19. Language / B. Reference / 4. Descriptive Reference / a. Sense and reference
It is generally accepted that sense is defined as the determiner of reference [Katz]
     Full Idea: There is virtually universal acceptance of Frege's definition of sense as the determiner of reference.
     From: Jerrold J. Katz (Realistic Rationalism [2000], Int.xxvi)
     A reaction: Not any more, since Kripke and Putnam. It is one thing to say sense determines reference, and quite another to say that this is the definition of sense.
19. Language / C. Assigning Meanings / 3. Predicates
The mind constructs complete attributions, based on the unified elements of the real world [Aquinas]
     Full Idea: Attribution is something mind brings to completion by constructing propositional connections and disconnections, basing itself on real-world unity possessed by the things being attributed to one another.
     From: Thomas Aquinas (De Ente et Essentia (Being and Essence) [1267], p.102)
     A reaction: This compromise story seems to me to be exactly right. I take it that we respond to the real joints of nature, but using thought and language which is riddled with convention.
19. Language / C. Assigning Meanings / 5. Fregean Semantics
Sense determines meaning and synonymy, not referential properties like denotation and truth [Katz]
     Full Idea: Pace Frege, sense determines sense properties and relations, like meaningfulness and synonymy, rather than determining referential properties, like denotation and truth.
     From: Jerrold J. Katz (Realistic Rationalism [2000], Int.xxvi)
     A reaction: This leaves room for Fregean 'sense', after Kripke has demolished the idea that sense determines reference.
19. Language / D. Propositions / 2. Abstract Propositions / a.

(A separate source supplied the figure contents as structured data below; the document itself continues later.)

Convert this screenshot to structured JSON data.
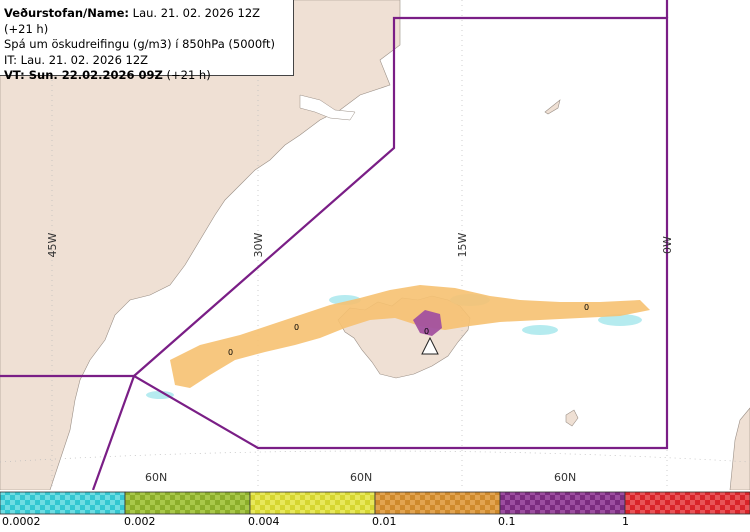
{
  "header": {
    "line1_label": "Veðurstofan/Name:",
    "line1_value": "Lau. 21. 02. 2026 12Z (+21 h)",
    "line2": "Spá um öskudreifingu (g/m3) í 850hPa (5000ft)",
    "line3": "IT: Lau. 21. 02. 2026 12Z",
    "line4_label": "VT: Sun. 22.02.2026 09Z",
    "line4_value": "(+21 h)"
  },
  "map": {
    "longitude_labels": [
      "45W",
      "30W",
      "15W",
      "0W"
    ],
    "latitude_labels": [
      "60N",
      "60N",
      "60N"
    ],
    "contour_labels": [
      "0",
      "0",
      "0",
      "0"
    ],
    "colors": {
      "land": "#efe0d4",
      "sea": "#ffffff",
      "boundary": "#7a1e86",
      "grid": "#bbbbbb"
    }
  },
  "legend": {
    "values": [
      "0.0002",
      "0.002",
      "0.004",
      "0.01",
      "0.1",
      "1"
    ],
    "colors": [
      "#33c7d1",
      "#8cae2a",
      "#d6d630",
      "#cf8a2c",
      "#7b2c7f",
      "#d9242a"
    ]
  }
}
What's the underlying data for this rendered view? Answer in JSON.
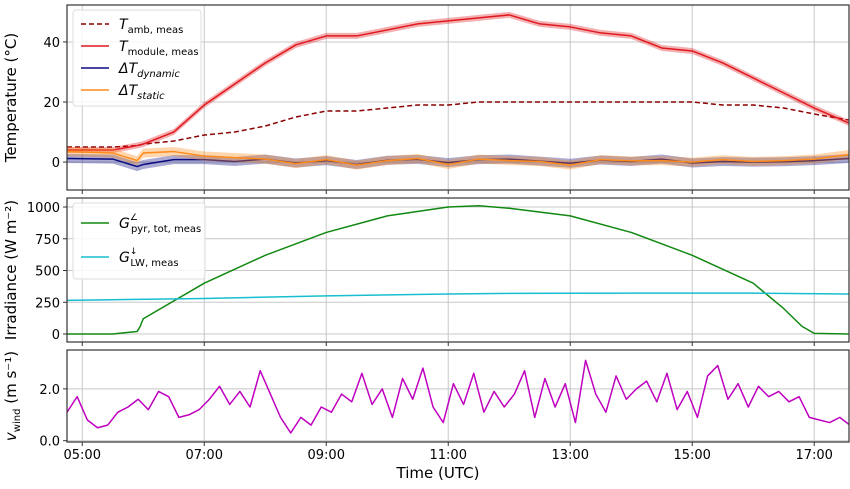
{
  "chart_data": [
    {
      "type": "line",
      "ylabel": "Temperature (°C)",
      "ylim": [
        -9.3,
        52.3
      ],
      "yticks": [
        0,
        20,
        40
      ],
      "xlim": [
        4.75,
        17.57
      ],
      "grid": true,
      "legend_placement": "top-left",
      "band_width": {
        "Tmodule": 1.0,
        "dT": 1.5
      },
      "x": [
        4.75,
        5.5,
        5.9,
        6.0,
        6.5,
        7,
        7.5,
        8,
        8.5,
        9,
        9.5,
        10,
        10.5,
        11,
        11.5,
        12,
        12.5,
        13,
        13.5,
        14,
        14.5,
        15,
        15.5,
        16,
        16.5,
        17,
        17.57
      ],
      "series": [
        {
          "key": "Tamb",
          "legend_main": "T",
          "legend_sub": "amb, meas",
          "legend_sub_italic": false,
          "color": "#8b0000",
          "dash": "5,3",
          "values": [
            5,
            5,
            5.5,
            6,
            7,
            9,
            10,
            12,
            15,
            17,
            17,
            18,
            19,
            19,
            20,
            20,
            20,
            20,
            20,
            20,
            20,
            20,
            19,
            19,
            18,
            16,
            14
          ]
        },
        {
          "key": "Tmodule",
          "legend_main": "T",
          "legend_sub": "module, meas",
          "legend_sub_italic": false,
          "color": "#e0191f",
          "band": true,
          "values": [
            4,
            4,
            5.5,
            6,
            10,
            19,
            26,
            33,
            39,
            42,
            42,
            44,
            46,
            47,
            48,
            49,
            46,
            45,
            43,
            42,
            38,
            37,
            33,
            28,
            23,
            18,
            13
          ]
        },
        {
          "key": "dTdyn",
          "legend_main": "ΔT",
          "legend_sub": "dynamic",
          "legend_sub_italic": true,
          "color": "#0b0b80",
          "band": true,
          "values": [
            1.2,
            1.0,
            -1.5,
            -0.8,
            0.8,
            0.8,
            0.2,
            1.0,
            -0.3,
            0.5,
            -0.8,
            0.6,
            0.9,
            -0.2,
            0.8,
            1.0,
            0.3,
            -0.4,
            0.7,
            0.2,
            1.0,
            -0.3,
            0.2,
            0.0,
            0.1,
            0.5,
            1.2
          ]
        },
        {
          "key": "dTsta",
          "legend_main": "ΔT",
          "legend_sub": "static",
          "legend_sub_italic": true,
          "color": "#ff8c1a",
          "band": true,
          "values": [
            3.5,
            3.0,
            0.5,
            3.0,
            3.5,
            2.0,
            1.5,
            1.0,
            -0.5,
            0.8,
            -1.0,
            0.5,
            1.2,
            -0.8,
            1.0,
            0.5,
            0.2,
            -1.0,
            0.8,
            0.4,
            0.5,
            0.0,
            0.8,
            0.2,
            0.5,
            1.0,
            2.5
          ]
        }
      ]
    },
    {
      "type": "line",
      "ylabel": "Irradiance (W m⁻²)",
      "ylim": [
        -63,
        1071
      ],
      "yticks": [
        0,
        250,
        500,
        750,
        1000
      ],
      "xlim": [
        4.75,
        17.57
      ],
      "grid": true,
      "legend_placement": "top-left",
      "series": [
        {
          "key": "Gpyr",
          "legend_main": "G",
          "legend_sup": "∠",
          "legend_sub": "pyr, tot, meas",
          "color": "#118811",
          "x": [
            4.75,
            5.5,
            5.8,
            5.9,
            5.95,
            6.0,
            7,
            8,
            9,
            10,
            11,
            11.5,
            12,
            13,
            14,
            15,
            16,
            16.5,
            16.8,
            17.0,
            17.57
          ],
          "values": [
            0,
            0,
            15,
            20,
            60,
            120,
            400,
            620,
            800,
            930,
            1000,
            1010,
            990,
            930,
            800,
            620,
            400,
            200,
            60,
            5,
            0
          ]
        },
        {
          "key": "GLW",
          "legend_main": "G",
          "legend_sup": "↓",
          "legend_sub": "LW, meas",
          "color": "#17becf",
          "x": [
            4.75,
            7,
            9,
            11,
            12,
            14,
            16,
            17.57
          ],
          "values": [
            265,
            280,
            300,
            315,
            320,
            322,
            322,
            315
          ]
        }
      ]
    },
    {
      "type": "line",
      "ylabel_main": "v",
      "ylabel_sub": "wind",
      "ylabel_unit": "(m s⁻¹)",
      "ylim": [
        -0.05,
        3.5
      ],
      "yticks": [
        0.0,
        2.0
      ],
      "ytick_labels": [
        "0.0",
        "2.0"
      ],
      "xlim": [
        4.75,
        17.57
      ],
      "xlabel": "Time (UTC)",
      "xticks": [
        5,
        7,
        9,
        11,
        13,
        15,
        17
      ],
      "xtick_labels": [
        "05:00",
        "07:00",
        "09:00",
        "11:00",
        "13:00",
        "15:00",
        "17:00"
      ],
      "grid": true,
      "series": [
        {
          "key": "wind",
          "color": "#bf00bf",
          "x_start": 4.75,
          "x_step": 0.1667,
          "values": [
            1.1,
            1.7,
            0.8,
            0.5,
            0.6,
            1.1,
            1.3,
            1.6,
            1.2,
            1.9,
            1.7,
            0.9,
            1.0,
            1.2,
            1.6,
            2.1,
            1.4,
            1.9,
            1.3,
            2.7,
            1.8,
            0.9,
            0.3,
            0.9,
            0.6,
            1.3,
            1.1,
            1.8,
            1.5,
            2.6,
            1.4,
            2.0,
            0.9,
            2.4,
            1.6,
            2.8,
            1.3,
            0.7,
            2.2,
            1.4,
            2.6,
            1.1,
            1.9,
            1.3,
            1.8,
            2.7,
            0.9,
            2.4,
            1.3,
            2.2,
            0.7,
            3.1,
            1.8,
            1.1,
            2.5,
            1.6,
            2.0,
            2.3,
            1.5,
            2.6,
            1.2,
            1.9,
            0.9,
            2.5,
            2.9,
            1.6,
            2.2,
            1.3,
            2.1,
            1.7,
            1.9,
            1.5,
            1.7,
            0.9,
            0.8,
            0.7,
            0.9,
            0.6
          ]
        }
      ]
    }
  ]
}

Propositions as sense
Sentences are abstract types (like musical scores), not individual tokens [Katz]
     Full Idea: Sentences are types, not utterance tokens or mental/neural tokens, and hence sentences are abstract objects (like musical scores).
     From: Jerrold J. Katz (Realistic Rationalism [2000], Int.xxvi)
     A reaction: If sentences are abstract types, then two verbally indistinguishable sentences are the same sentence. But if I say 'I am happy', that isn't the same as you saying it.
26. Natural Theory / A. Speculations on Nature / 5. Infinite in Nature
Archelaus was the first person to say that the universe is boundless [Archelaus, by Diog. Laertius]
     Full Idea: Archelaus was the first person to say that the universe is boundless.
     From: report of Archelaus (fragments/reports [c.450 BCE]) by Diogenes Laertius - Lives of Eminent Philosophers 02.Ar.3
26. Natural Theory / C. Causation / 5. Direction of causation
A cause can exist without its effect, but the effect cannot exist without its cause [Aquinas]
     Full Idea: When things are so related that one causes the other to exist, the cause can exist without what it causes but not vice versa.
     From: Thomas Aquinas (De Ente et Essentia (Being and Essence) [1267], p.103)
     A reaction: This is open to question, if causes are supposed to be sufficient for effects. Presumably Aquinas would support the view that if the cause had not been, the effect would not have happened. But the current idea indicates the priority relation.
27. Natural Reality / G. Biology / 3. Evolution
Archelaus said life began in a primeval slime [Archelaus, by Schofield]
     Full Idea: Archelaus wrote that life on Earth began in a primeval slime.
     From: report of Archelaus (fragments/reports [c.450 BCE]) by Malcolm Schofield - Archelaus
     A reaction: This sounds like a fairly clearcut assertion of the production of life by evolution. Darwin's contribution was to propose the mechanism for achieving it. We should honour the name of Archelaus for this idea.